A complicare il quadro c’è anche un mercato dei capitali poco sviluppato, incapace di supportare adeguatamente lo sviluppo e la crescita delle aziende. Senza un adeguato sostegno finanziario, molte imprese restano bloccate in un circolo vizioso che rallenta la loro crescita e impedisce di acquisire la professionalità necessaria per affrontare la concorrenza.
Infine, Bruxelles sottolinea il divario tra le competenze disponibili e quelle richieste: questa discrepanza frena ulteriormente la modernizzazione e la capacità di innovare. Tutto questo mantiene la produttività italiana su livelli inferiori rispetto a molti altri Paesi europei.
Le ricette della Commissione Europea per dare una scossa alle PMI
Il rapporto ‘In-Depth Review 2026’ è un passaggio importante nella Procedura per gli squilibri macroeconomici, lo strumento con cui l’UE monitora e interviene nei Paesi membri. Nel documento si ribadisce l’urgenza di adottare misure strutturali che spingano le piccole e medie imprese a crescere attraverso fusioni e aggregazioni.
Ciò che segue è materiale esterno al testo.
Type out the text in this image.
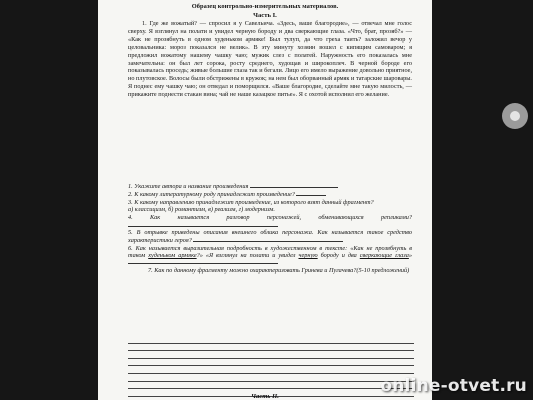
Образец контрольно-измерительных материалов.

Часть I.

1. Где же вожатый? — спросил я у Савельича. «Здесь, ваше благородие», — отвечал мне голос сверху. Я взглянул на полати и увидел черную бороду и два сверкающие глаза. «Что, брат, прозяб?» — «Как не прозябнуть в одном худеньком армяке! Был тулуп, да что греха таить? заложил вечор у целовальника: мороз показался не велик». В эту минуту хозяин вошел с кипящим самоваром; я предложил вожатому нашему чашку чаю; мужик слез с полатей. Наружность его показалась мне замечательна: он был лет сорока, росту среднего, худощав и широкоплеч. В черной бороде его показывалась проседь; живые большие глаза так и бегали. Лицо его имело выражение довольно приятное, но плутовское. Волосы были обстрижены в кружок; на нем был оборванный армяк и татарские шаровары. Я поднес ему чашку чаю; он отведал и поморщился. «Ваше благородие, сделайте мне такую милость, — прикажите поднести стакан вина; чай не наше казацкое питье». Я с охотой исполнил его желание.

1. Укажите автора и название произведения

2. К какому литературному роду принадлежит произведение?

3. К какому направлению принадлежит произведение, из которого взят данный фрагмент?

а) классицизм, б) романтизм, в) реализм, г) модернизм.

4. Как называется разговор персонажей, обменивающихся репликами?

5. В отрывке приведены описания внешнего облика персонажа. Как называется такое средство характеристики героя?

6. Как называется выразительная подробность в художественном в тексте: «Как не прозябнуть в таком худеньком армяке?» «Я взглянул на полати и увидел черную бороду и два сверкающие глаза»

7. Как по данному фрагменту можно охарактеризовать Гринева и Пугачева?(5-10 предложений)

Часть II.

online-otvet.ru
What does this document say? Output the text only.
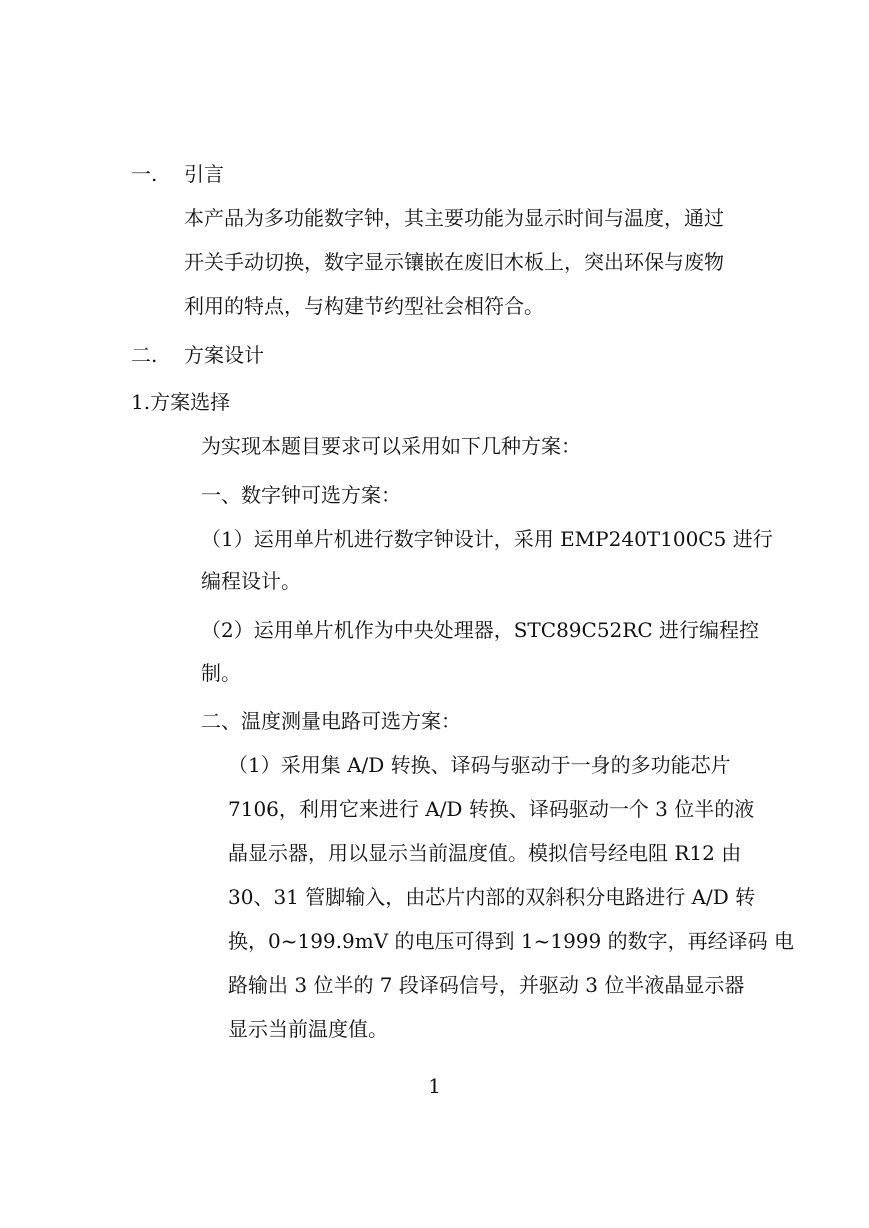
一. 引言
本产品为多功能数字钟，其主要功能为显示时间与温度，通过
开关手动切换，数字显示镶嵌在废旧木板上，突出环保与废物
利用的特点，与构建节约型社会相符合。
二. 方案设计
1.方案选择
为实现本题目要求可以采用如下几种方案：
一、数字钟可选方案：
（1）运用单片机进行数字钟设计，采用 EMP240T100C5 进行
编程设计。
（2）运用单片机作为中央处理器，STC89C52RC 进行编程控
制。
二、温度测量电路可选方案：
（1）采用集 A/D 转换、译码与驱动于一身的多功能芯片
7106，利用它来进行 A/D 转换、译码驱动一个 3 位半的液
晶显示器，用以显示当前温度值。模拟信号经电阻 R12 由
30、31 管脚输入，由芯片内部的双斜积分电路进行 A/D 转
换，0~199.9mV 的电压可得到 1~1999 的数字，再经译码 电
路输出 3 位半的 7 段译码信号，并驱动 3 位半液晶显示器
显示当前温度值。
1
Bruxelles indica tre priorità: favorire le fusioni tra PMI, migliorare la gestione con una maggiore professionalizzazione e rivedere le norme che, anche se nate con buone intenzioni, spesso premiano le aziende piccole invece di aiutarle a diventare più grandi. In particolare, va superata quella soglia normativa e quegli incentivi che oggi scoraggiano l’espansione.
Questi interventi non riguardano solo l’aspetto economico ma anche la governance aziendale: potenziare le capacità manageriali e attrarre competenze adeguate potrebbe rafforzare la competitività generale. Le fusioni, inoltre, permetterebbero di creare imprese in grado di investire di più in tecnologia, ricerca e mercati esteri.
Cosa significa tutto questo per l’Italia e per l’Europa
L’attenzione dell’Europa su questo tema riflette la consapevolezza del ruolo fondamentale delle PMI nell’economia italiana. La produttività di queste imprese incide direttamente sulla crescita del PIL e sulla capacità di attrarre investimenti dall’estero. I limiti segnalati rischiano di bloccare settori chiave, proprio in un momento in cui il mondo chiede agilità e imprese con dimensioni adeguate.
La spinta verso fusioni e riforme normative serve anche ad allineare l’Italia agli standard europei di produttività e competitività. Essendo uno dei Paesi fondatori dell’Unione, l’Italia è sotto la lente di Bruxelles e deve muoversi con decisione per non perdere terreno in una fase decisiva per l’economia continentale.
Le proposte si inseriscono in un quadro più ampio di riforme economiche necessarie per evitare squilibri pericolosi, puntando anche a rendere il sistema produttivo nazionale più sostenibile e resistente. Le mosse del governo italiano saranno seguite con attenzione da Bruxelles, che valuterà la capacità di tradurre queste indicazioni in azioni concrete per la ripresa.